Is there a way to make git use a patch/diff based backend for storing revisions?

I get why the main use case of git does it the way it does but I have a particular use case where I would like to use git if I could but it would take up too much space.

Thanks

Shovas
  • 215
  • 1
  • 9
  • Note: If the files don't change, they aren't stored multiple times. – choroba Aug 18 '15 at 16:16
  • This may interest you: https://about.gitlab.com/2015/02/17/gitlab-annex-solves-the-problem-of-versioning-large-binaries-with-git/ – Andy Lester Aug 18 '15 at 16:23
  • In Git's typical use-case, it is very efficient in storage. Often better than diff-based schemes. If you have a different use-case, you may need a different tool. Subversion, for instance is good at managing large binary objects. What is the scenario you are imagining? – Wolf Aug 18 '15 at 16:36
  • 1
    @Andy, Thanks for the GitLabs link. Sadly I realy don't like their recommended usage. I don't want to add any extra steps to the process. I Just want to keep it simple. – Shovas Aug 18 '15 at 17:47
  • @Wolf What I'd like to do right now is an incremental style database backup. In other cases I do have issues with storing larger-ish files like flash objects, images, videos, audio files, archives, etc. I wish there was a way to store those revisions as patches. – Shovas Aug 18 '15 at 17:49
  • I don't think there's a way to do this out-of-the-box. If you were really really in need of this, you could maybe write your own object-database backend for Git; but looking at the code, this is not exactly designed as a replaceable layer. – Wolf Aug 18 '15 at 17:54
  • "...there's no way that can compete with..." You might want to verify that assertion. There is quite a lot of evidence out there that indicates that in most cases, `git` storage is more compact than many of the other alternatives, once you've hit the threshold where things get packed into pack files... – twalberg Aug 18 '15 at 17:55

1 Answers1

1

Git does use diff based storage, silently and automatically, under the name "delta compression". It applies only to files that are "packed", and packs don't happen after every operation.

  • git-repack docs:

    A pack is a collection of objects, individually compressed, with delta compression applied, stored in a single file, with an associated index file.

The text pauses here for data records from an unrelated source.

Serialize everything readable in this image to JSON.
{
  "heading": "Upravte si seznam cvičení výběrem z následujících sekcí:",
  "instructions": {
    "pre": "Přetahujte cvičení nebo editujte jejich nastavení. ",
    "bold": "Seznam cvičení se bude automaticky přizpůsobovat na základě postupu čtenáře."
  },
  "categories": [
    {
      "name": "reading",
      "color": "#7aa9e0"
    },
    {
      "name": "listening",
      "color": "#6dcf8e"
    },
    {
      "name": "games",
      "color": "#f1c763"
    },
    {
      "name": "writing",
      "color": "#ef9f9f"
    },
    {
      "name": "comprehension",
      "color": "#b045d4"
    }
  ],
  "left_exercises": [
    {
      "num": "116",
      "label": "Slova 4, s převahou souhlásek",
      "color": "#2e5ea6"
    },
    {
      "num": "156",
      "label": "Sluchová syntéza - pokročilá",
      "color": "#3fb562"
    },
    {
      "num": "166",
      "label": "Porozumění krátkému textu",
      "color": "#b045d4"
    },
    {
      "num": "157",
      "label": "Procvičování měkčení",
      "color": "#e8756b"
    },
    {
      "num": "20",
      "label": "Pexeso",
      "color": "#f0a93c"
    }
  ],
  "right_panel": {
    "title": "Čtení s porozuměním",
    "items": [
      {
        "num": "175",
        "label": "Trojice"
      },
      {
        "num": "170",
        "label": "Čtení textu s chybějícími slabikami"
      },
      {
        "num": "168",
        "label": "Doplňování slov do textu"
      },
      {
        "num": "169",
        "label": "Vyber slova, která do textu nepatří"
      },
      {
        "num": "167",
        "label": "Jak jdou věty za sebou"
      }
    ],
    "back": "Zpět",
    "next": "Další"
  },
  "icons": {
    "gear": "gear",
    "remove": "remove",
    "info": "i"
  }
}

  • Git Internals - Packfiles:

    You have two nearly identical 22K objects on your disk. Wouldn’t it be nice if Git could store one of them in full but then the second object only as the delta between it and the first?

    It turns out that it can. The initial format in which Git saves objects on disk is called a “loose” object format. However, occasionally Git packs up several of these objects into a single binary file called a “packfile” in order to save space and be more efficient. Git does this if you have too many loose objects around, if you run the git gc command manually, or if you push to a remote server.

    Later:

    The really nice thing about this is that it can be repacked at any time. Git will occasionally repack your database automatically, always trying to save more space, but you can also manually repack at any time by running git gc by hand.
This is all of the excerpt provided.